Horizontal gene transfer (HGT) plays a critical role in increasing bacterial genetic diversity and the ability of exploring previously inaccessible niches [5, 70, 81] while challenging the regulation integrity. Despite several convergently evolved xenogeneic silencers including H-NS, MvaT, Lsr2 and Rok have been discovered, it remains largely unexplored about the recruitment mechanisms of beneficial foreign genes. By focusing on the facultative microsymbiont S. fredii, this work reveals that the more conserved a gene is, the lower its AT content (Fig. 4B) and the higher its average transcription level (Fig. 5A). MucR1, a conserved zinc-finger regulator in α-proteobacteria, can extensively binds AT-rich regions across pangenome subsets of different conservation levels and replicons (Figs. 2C and 4A, B). MucR1 targets with known functions in environmental adaptation and symbiosis are enriched in genus and species core genes implying successful integration of these AT-rich genes (Fig. 3), while ChIP-seq peaks of higher MucR1 recruitment levels are associated with less conserved strain-specific genes of higher AT content and lower transcription levels (Figs. 4D and 5A, Supplementary Fig. S3B). Within each conservation levels, MucR1 down regulates its AT-rich targets which are predisposed to be highly transcribed (Fig. 5A) due to their higher AT% than non-target genes in the spacer sequences between −35 and −10 elements of promoters which enhance transcription efficiency [76] (Fig. 5C, D). A key mechanism facilitating the recruitment of potential beneficial AT-rich foreign genes may at least partially involve the erosion of MucR1-binding sites characterized by periodic repeats of Ts (Fig. 6C).

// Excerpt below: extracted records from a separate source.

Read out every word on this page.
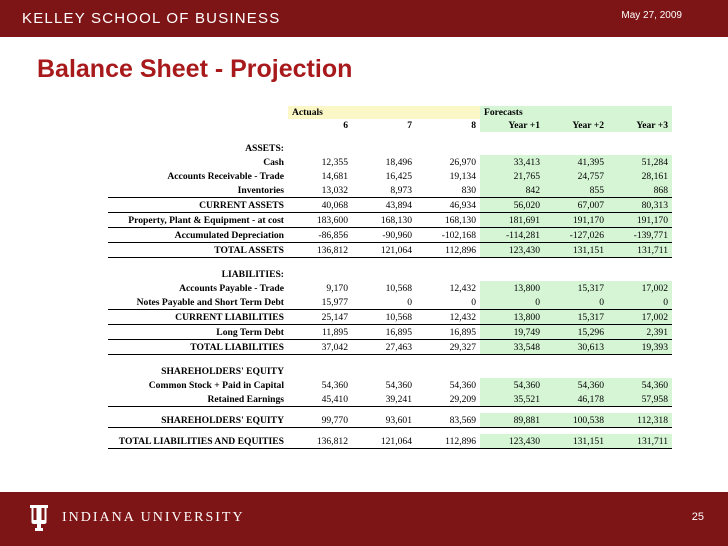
KELLEY SCHOOL OF BUSINESS	May 27, 2009
Balance Sheet - Projection
	Actuals			Forecasts		
	6	7	8	Year +1	Year +2	Year +3

ASSETS:						
Cash	12,355	18,496	26,970	33,413	41,395	51,284
Accounts Receivable - Trade	14,681	16,425	19,134	21,765	24,757	28,161
Inventories	13,032	8,973	830	842	855	868
CURRENT ASSETS	40,068	43,894	46,934	56,020	67,007	80,313
Property, Plant & Equipment - at cost	183,600	168,130	168,130	181,691	191,170	191,170
Accumulated Depreciation	-86,856	-90,960	-102,168	-114,281	-127,026	-139,771
TOTAL ASSETS	136,812	121,064	112,896	123,430	131,151	131,711

LIABILITIES:						
Accounts Payable - Trade	9,170	10,568	12,432	13,800	15,317	17,002
Notes Payable and Short Term Debt	15,977	0	0	0	0	0
CURRENT LIABILITIES	25,147	10,568	12,432	13,800	15,317	17,002
Long Term Debt	11,895	16,895	16,895	19,749	15,296	2,391
TOTAL LIABILITIES	37,042	27,463	29,327	33,548	30,613	19,393

SHAREHOLDERS' EQUITY						
Common Stock + Paid in Capital	54,360	54,360	54,360	54,360	54,360	54,360
Retained Earnings	45,410	39,241	29,209	35,521	46,178	57,958

SHAREHOLDERS' EQUITY	99,770	93,601	83,569	89,881	100,538	112,318

TOTAL LIABILITIES AND EQUITIES	136,812	121,064	112,896	123,430	131,151	131,711
INDIANA UNIVERSITY	25
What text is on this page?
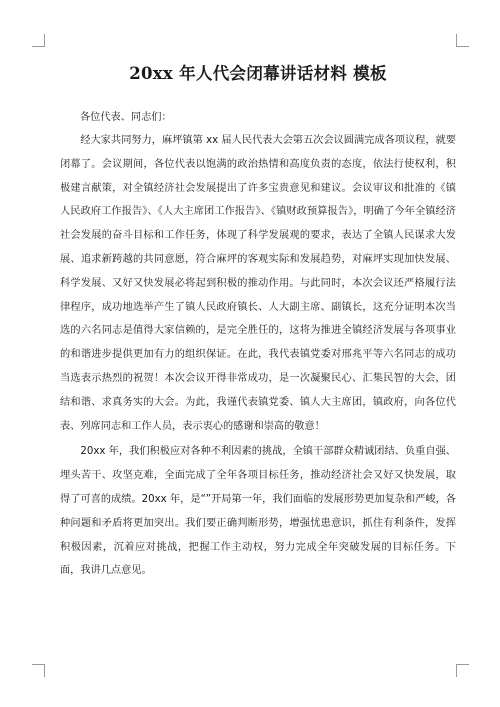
20xx 年人代会闭幕讲话材料 模板

各位代表、同志们：

经大家共同努力，麻坪镇第 xx 届人民代表大会第五次会议圆满完成各项议程，就要闭幕了。会议期间，各位代表以饱满的政治热情和高度负责的态度，依法行使权利，积极建言献策，对全镇经济社会发展提出了许多宝贵意见和建议。会议审议和批准的《镇人民政府工作报告》、《人大主席团工作报告》、《镇财政预算报告》，明确了今年全镇经济社会发展的奋斗目标和工作任务，体现了科学发展观的要求，表达了全镇人民谋求大发展、追求新跨越的共同意愿，符合麻坪的客观实际和发展趋势，对麻坪实现加快发展、科学发展、又好又快发展必将起到积极的推动作用。与此同时，本次会议还严格履行法律程序，成功地选举产生了镇人民政府镇长、人大副主席、副镇长，这充分证明本次当选的六名同志是值得大家信赖的，是完全胜任的，这将为推进全镇经济发展与各项事业的和谐进步提供更加有力的组织保证。在此，我代表镇党委对邢兆平等六名同志的成功当选表示热烈的祝贺！本次会议开得非常成功，是一次凝聚民心、汇集民智的大会，团结和谐、求真务实的大会。为此，我谨代表镇党委、镇人大主席团，镇政府，向各位代表、列席同志和工作人员，表示衷心的感谢和崇高的敬意！

20xx 年，我们积极应对各种不利因素的挑战，全镇干部群众精诚团结、负重自强、埋头苦干、攻坚克难，全面完成了全年各项目标任务，推动经济社会又好又快发展，取得了可喜的成绩。20xx 年，是“”开局第一年，我们面临的发展形势更加复杂和严峻，各种问题和矛盾将更加突出。我们要正确判断形势，增强忧患意识，抓住有利条件，发挥积极因素，沉着应对挑战，把握工作主动权，努力完成全年突破发展的目标任务。下面，我讲几点意见。
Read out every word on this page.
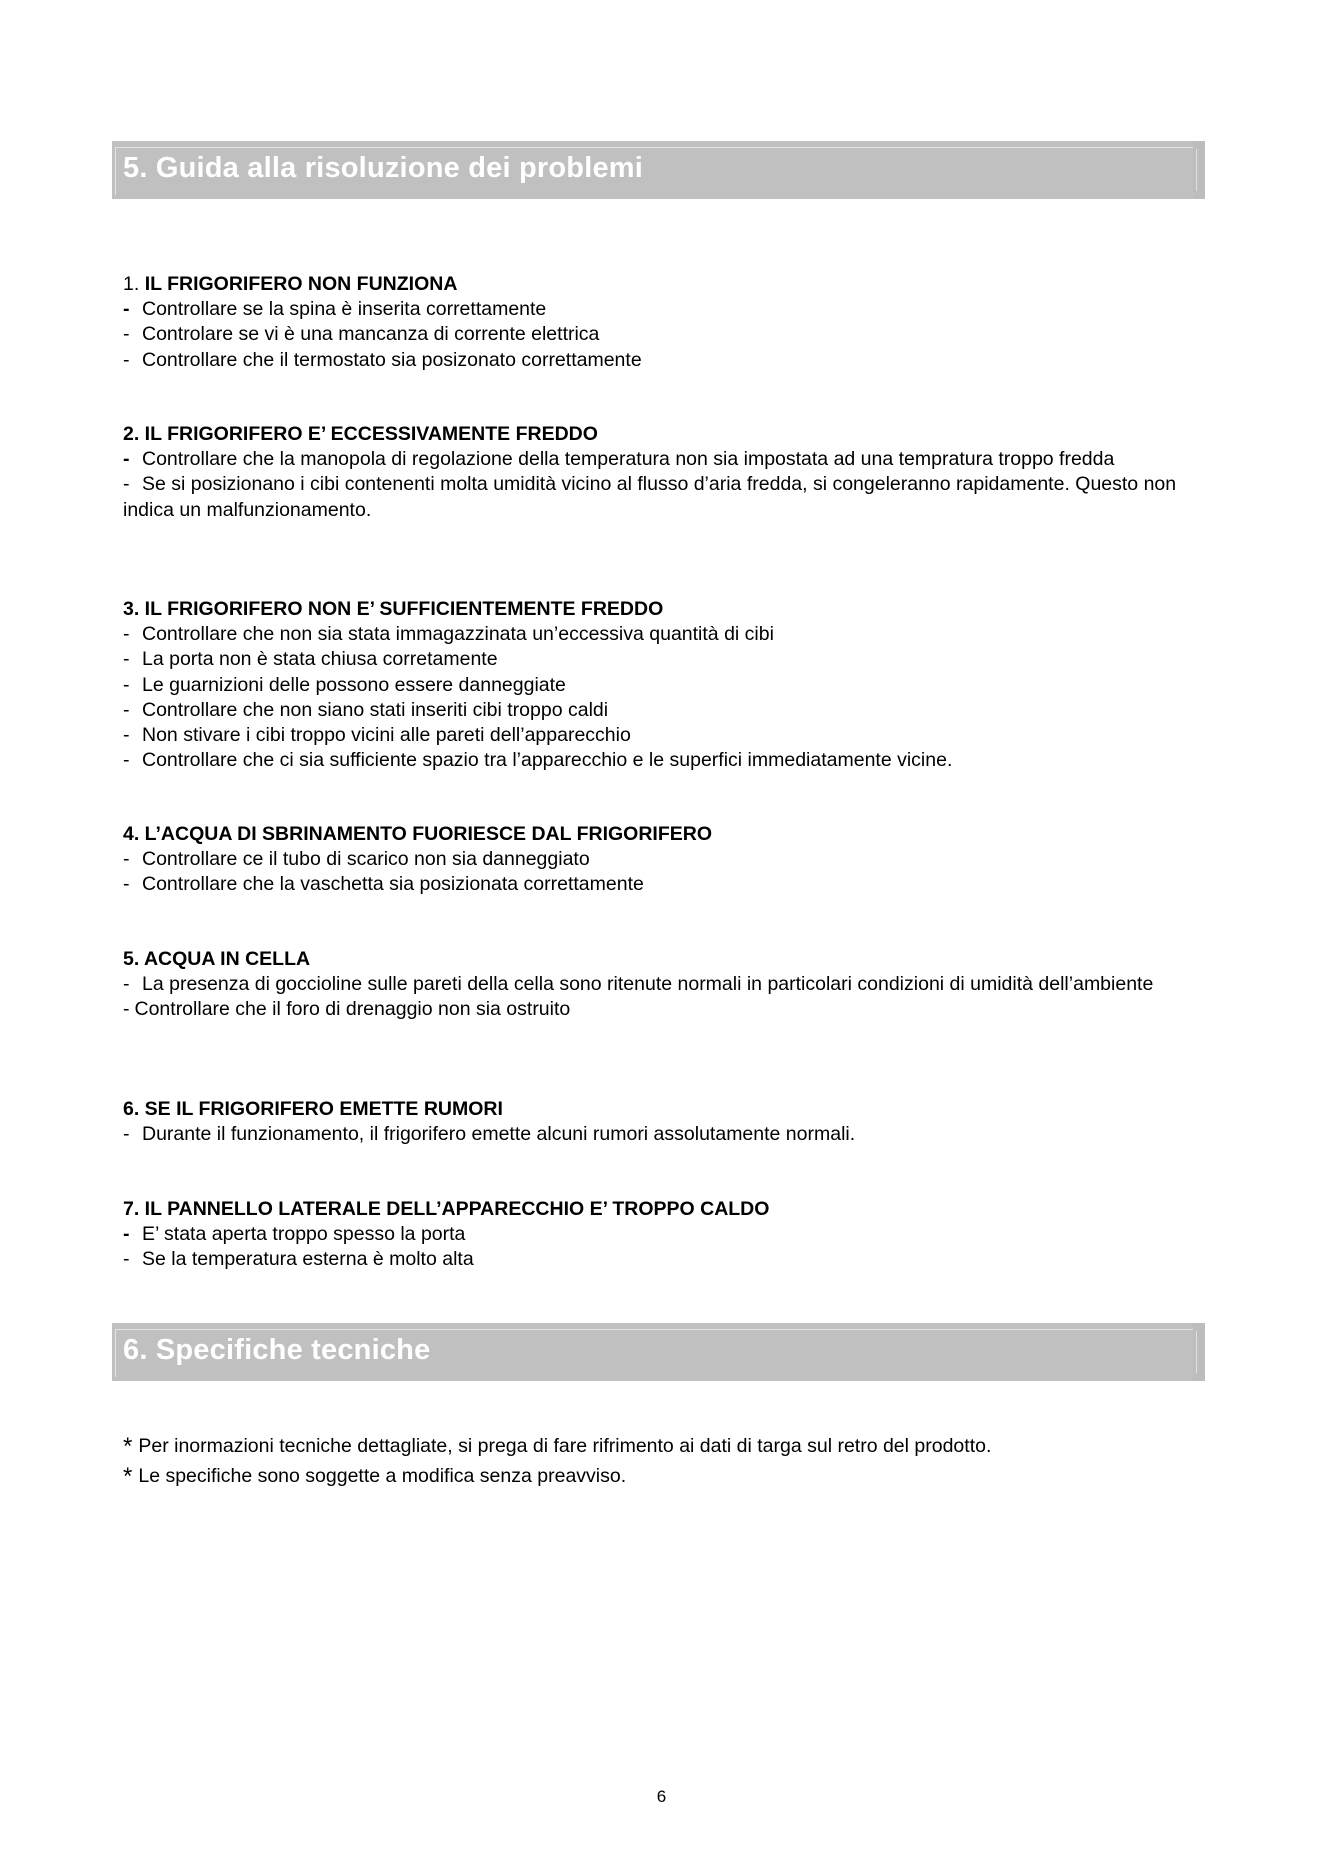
5. Guida alla risoluzione dei problemi
1. IL FRIGORIFERO NON FUNZIONA
- Controllare se la spina è inserita correttamente
- Controlare se vi è una mancanza di corrente elettrica
- Controllare che il termostato sia posizonato correttamente
2. IL FRIGORIFERO E’ ECCESSIVAMENTE FREDDO
- Controllare che la manopola di regolazione della temperatura non sia impostata ad una tempratura troppo fredda
- Se si posizionano i cibi contenenti molta umidità vicino al flusso d’aria fredda, si congeleranno rapidamente. Questo non indica un malfunzionamento.
3. IL FRIGORIFERO NON E’ SUFFICIENTEMENTE FREDDO
- Controllare che non sia stata immagazzinata un’eccessiva quantità di cibi
- La porta non è stata chiusa corretamente
- Le guarnizioni delle possono essere danneggiate
- Controllare che non siano stati inseriti cibi troppo caldi
- Non stivare i cibi troppo vicini alle pareti dell’apparecchio
- Controllare che ci sia sufficiente spazio tra l’apparecchio e le superfici immediatamente vicine.
4. L’ACQUA DI SBRINAMENTO FUORIESCE DAL FRIGORIFERO
- Controllare ce il tubo di scarico non sia danneggiato
- Controllare che la vaschetta sia posizionata correttamente
5. ACQUA IN CELLA
- La presenza di goccioline sulle pareti della cella sono ritenute normali in particolari condizioni di umidità dell’ambiente
- Controllare che il foro di drenaggio non sia ostruito
6. SE IL FRIGORIFERO EMETTE RUMORI
- Durante il funzionamento, il frigorifero emette alcuni rumori assolutamente normali.
7. IL PANNELLO LATERALE DELL’APPARECCHIO E’ TROPPO CALDO
- E’ stata aperta troppo spesso la porta
- Se la temperatura esterna è molto alta
6. Specifiche tecniche
* Per inormazioni tecniche dettagliate, si prega di fare rifrimento ai dati di targa sul retro del prodotto.
* Le specifiche sono soggette a modifica senza preavviso.
6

In line with the view that AT-rich signature of foreign DNA can be progressively erased during adaptive evolution [8, 70], this work suggests that MucR directly represses AT-rich foreign genes with predisposed high transcription potential while the progressive erosion of its target sites facilitates the integration of beneficial foreign genes into the regulation network. This adaptive regulation mechanism summarized in Fig. 8 can be common for prokaryotes carrying a xenogeneic silencer managing the adaptive pangenome when exploring various niches.

Fig. 8: Schematic model showing the maintenance and recruitment of foreign AT-rich genes mediated by MucR1 during adaptive evolution.
figure 8

The average transcription level (A) is positively correlated with the conservation level of genes (B), subsets of which can be targeted by MucR1 and have higher AT% (C). These AT-rich MucR1 targets are predisposed to be transcribed at levels higher than genomic background even with a functional MucR1 (solid blue line). In the ΔmucR1 mutant, MucR1 targets were generally up-regulated (dashed blue line), though condition-dependent transcriptional profiles can be observed for genus or species core genes, implying an integration with the existing regulation network. The recruitment level of MucR1 (D) decreases with higher GC% of targets (E) and their lower number of a flexible motif characterized by periodic repeats of Ts (F), fitting well with the view that AT-rich signature of foreign DNA can be progressively erased during adaptive evolution.